È emersa con forza l’idea che la competizione non riguardi più soltanto l’accesso allo spazio, ma la capacità di operare in orbita in modo continuo, sicuro e sostenibile. Logistica orbitale, manutenzione dei satelliti, operazioni di prossimità e tecnologie di attracco sono state indicate come elementi centrali per proteggere asset strategici sempre più esposti in un contesto di tensioni internazionali crescenti. Il tema si lega direttamente alla questione dell’autonomia strategica europea: senza investimenti coordinati, una politica industriale comune e una governance condivisa, l’Unione rischia di restare dipendente da fornitori esterni, soprattutto statunitensi e cinesi, in un settore che incide su difesa, intelligence e resilienza delle infrastrutture critiche.

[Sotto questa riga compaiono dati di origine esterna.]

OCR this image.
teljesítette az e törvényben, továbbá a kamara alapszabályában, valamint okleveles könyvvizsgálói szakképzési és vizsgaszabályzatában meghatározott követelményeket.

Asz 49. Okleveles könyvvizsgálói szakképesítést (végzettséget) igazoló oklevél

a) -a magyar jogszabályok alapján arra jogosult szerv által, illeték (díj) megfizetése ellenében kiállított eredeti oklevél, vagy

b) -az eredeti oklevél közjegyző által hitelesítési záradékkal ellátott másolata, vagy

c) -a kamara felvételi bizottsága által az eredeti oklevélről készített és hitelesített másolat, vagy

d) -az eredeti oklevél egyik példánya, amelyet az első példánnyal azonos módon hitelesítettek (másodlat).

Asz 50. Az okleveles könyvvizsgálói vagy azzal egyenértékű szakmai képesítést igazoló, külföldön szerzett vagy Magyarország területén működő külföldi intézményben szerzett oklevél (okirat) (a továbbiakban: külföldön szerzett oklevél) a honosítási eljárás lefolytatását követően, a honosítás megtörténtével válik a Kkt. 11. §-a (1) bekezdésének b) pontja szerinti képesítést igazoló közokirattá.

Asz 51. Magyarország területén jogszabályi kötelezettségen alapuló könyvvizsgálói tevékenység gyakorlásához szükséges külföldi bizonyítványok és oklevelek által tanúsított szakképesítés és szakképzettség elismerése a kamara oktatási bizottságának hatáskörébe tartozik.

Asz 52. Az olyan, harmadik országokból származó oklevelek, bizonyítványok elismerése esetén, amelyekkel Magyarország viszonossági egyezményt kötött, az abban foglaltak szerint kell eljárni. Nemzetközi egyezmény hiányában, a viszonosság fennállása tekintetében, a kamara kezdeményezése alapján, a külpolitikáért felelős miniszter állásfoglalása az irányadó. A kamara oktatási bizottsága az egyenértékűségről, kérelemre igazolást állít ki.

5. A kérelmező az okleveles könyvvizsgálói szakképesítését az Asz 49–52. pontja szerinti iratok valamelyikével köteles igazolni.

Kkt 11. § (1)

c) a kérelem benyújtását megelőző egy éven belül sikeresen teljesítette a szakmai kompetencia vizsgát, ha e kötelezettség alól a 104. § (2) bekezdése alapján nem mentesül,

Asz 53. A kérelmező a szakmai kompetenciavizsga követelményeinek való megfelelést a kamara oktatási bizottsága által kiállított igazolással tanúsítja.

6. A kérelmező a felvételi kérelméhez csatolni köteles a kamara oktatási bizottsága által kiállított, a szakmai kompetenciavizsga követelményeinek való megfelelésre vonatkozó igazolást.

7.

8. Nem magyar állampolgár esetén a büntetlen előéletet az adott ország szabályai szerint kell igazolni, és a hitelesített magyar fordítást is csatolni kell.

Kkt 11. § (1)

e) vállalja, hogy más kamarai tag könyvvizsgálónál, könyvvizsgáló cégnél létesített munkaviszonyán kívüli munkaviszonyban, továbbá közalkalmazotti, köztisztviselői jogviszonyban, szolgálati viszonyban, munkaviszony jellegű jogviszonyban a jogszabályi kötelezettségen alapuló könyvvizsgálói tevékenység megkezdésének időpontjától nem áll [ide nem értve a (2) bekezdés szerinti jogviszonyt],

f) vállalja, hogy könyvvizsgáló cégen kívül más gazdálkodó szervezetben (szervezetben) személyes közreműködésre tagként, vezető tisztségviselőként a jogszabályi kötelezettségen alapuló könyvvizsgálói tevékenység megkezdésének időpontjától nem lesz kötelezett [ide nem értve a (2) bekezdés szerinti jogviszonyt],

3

Il confronto di Davos ha rafforzato l’attenzione anche su cybersecurity spaziale, protezione delle comunicazioni satellitari e necessità di regole condivise per preservare l’orbita come dominio stabile e non conflittuale. In un contesto di crescente militarizzazione dello spazio, la governance internazionale e la cooperazione tra alleati occidentali sono state indicate come leve decisive per ridurre il rischio di escalation.

Per l’Italia, il messaggio che arriva dalla chiusura del World Economic Forum è duplice. Da un lato, il Paese si trova di fronte a una sfida complessa, in un sistema internazionale sempre più frammentato. Dall’altro, dispone di una filiera spaziale avanzata e di competenze consolidate nei programmi europei e transatlantici. Rafforzare il contributo italiano alla costruzione di un’infrastruttura spaziale europea significa investire non solo in tecnologia, ma in sicurezza nazionale, competitività industriale e credibilità geopolitica.

Davos si chiude dunque con una consapevolezza ormai condivisa: la difesa del futuro passa anche dallo spazio. Considerarlo una vera infrastruttura strategica, al pari dell’energia o delle reti digitali, non è più un’opzione, ma una necessità. Sta ora all’Europa decidere se giocare un ruolo da protagonista o accettare di muoversi in un campo disegnato da altri.